On 21 December 1942, Ernst Buffa replaced Frantz as divisional commander. In 1943/44, it received the 133rd, 125th and 35th Flak Regiments from the neighboring 18th Flak Division and in turn transferred the 34th and 101st Flak Regiments. It saw combat in the Demyansk sector and was at Bryansk, Oryol and Kursk in early 1943. At the Battle of Kursk, it fought for the 9th Army, as part of Luftflotte 6, and reported 383 downed Soviet aircraft. It was supported at Kursk by 10th Flak Brigade. In October 1943, it was placed under the supervision of II Flak Corps, along with the 18th Flak Division (at Orsha) and 10th Flak Brigade (at Vitebsk), later also joined by the 23rd Flak Division (Fichter). By the end of the year 1943, it was at Zboriv, still under the supervision of II Flak Corps (still under Luftflotte 6). In 1944, it saw action at Babruysk. After the destruction of Army Group Center, dubbed "Operation Bagration" on the Soviet side, the 12th Flak Division was initially at Baranavichy and later at Mława. During Bagration, the flak formations of the II Flak Corps had distinguished themselves in anti-tank warfare against Red Army tanks. Werner Prellberg replaced Buffa as divisional commander on 15 April 1944. Prellberg was later promoted to Generalleutnant during his tenure, on 1 August. The former divisional commander Buffa later received the Knight's Cross on 5 September 1944.

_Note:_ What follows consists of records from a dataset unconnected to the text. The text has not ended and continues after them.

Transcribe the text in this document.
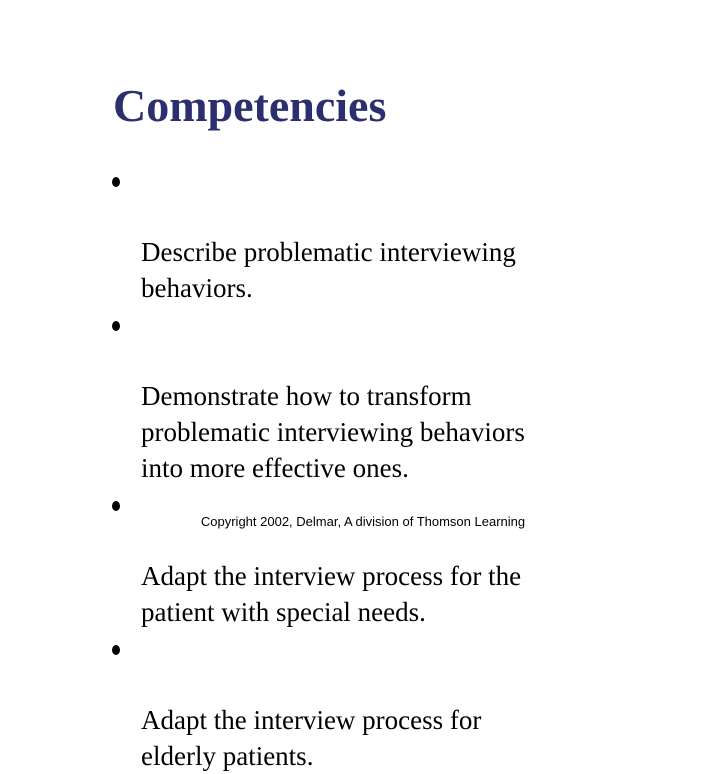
Competencies

Describe problematic interviewing
behaviors.

Demonstrate how to transform
problematic interviewing behaviors
into more effective ones.

Adapt the interview process for the
patient with special needs.

Adapt the interview process for
elderly patients.

Copyright 2002, Delmar, A division of Thomson Learning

In 1945, it was at the Vistula estuary at Danzig, under supervision of the 2nd Army. On 10 April 1945, the 12th Flak Division was pulled out of the line for an intended redeployment to Swinemünde to eventually reach Luftgau VIII at Plzeň, but only managed to reach Berlin by war's end. Much of the division was destroyed in the Battle of Berlin until 2 May 1945, though remnants of the division managed to escape westwards, evade encirclement by the Red Army and surrendered to United States Army forces on 9 May.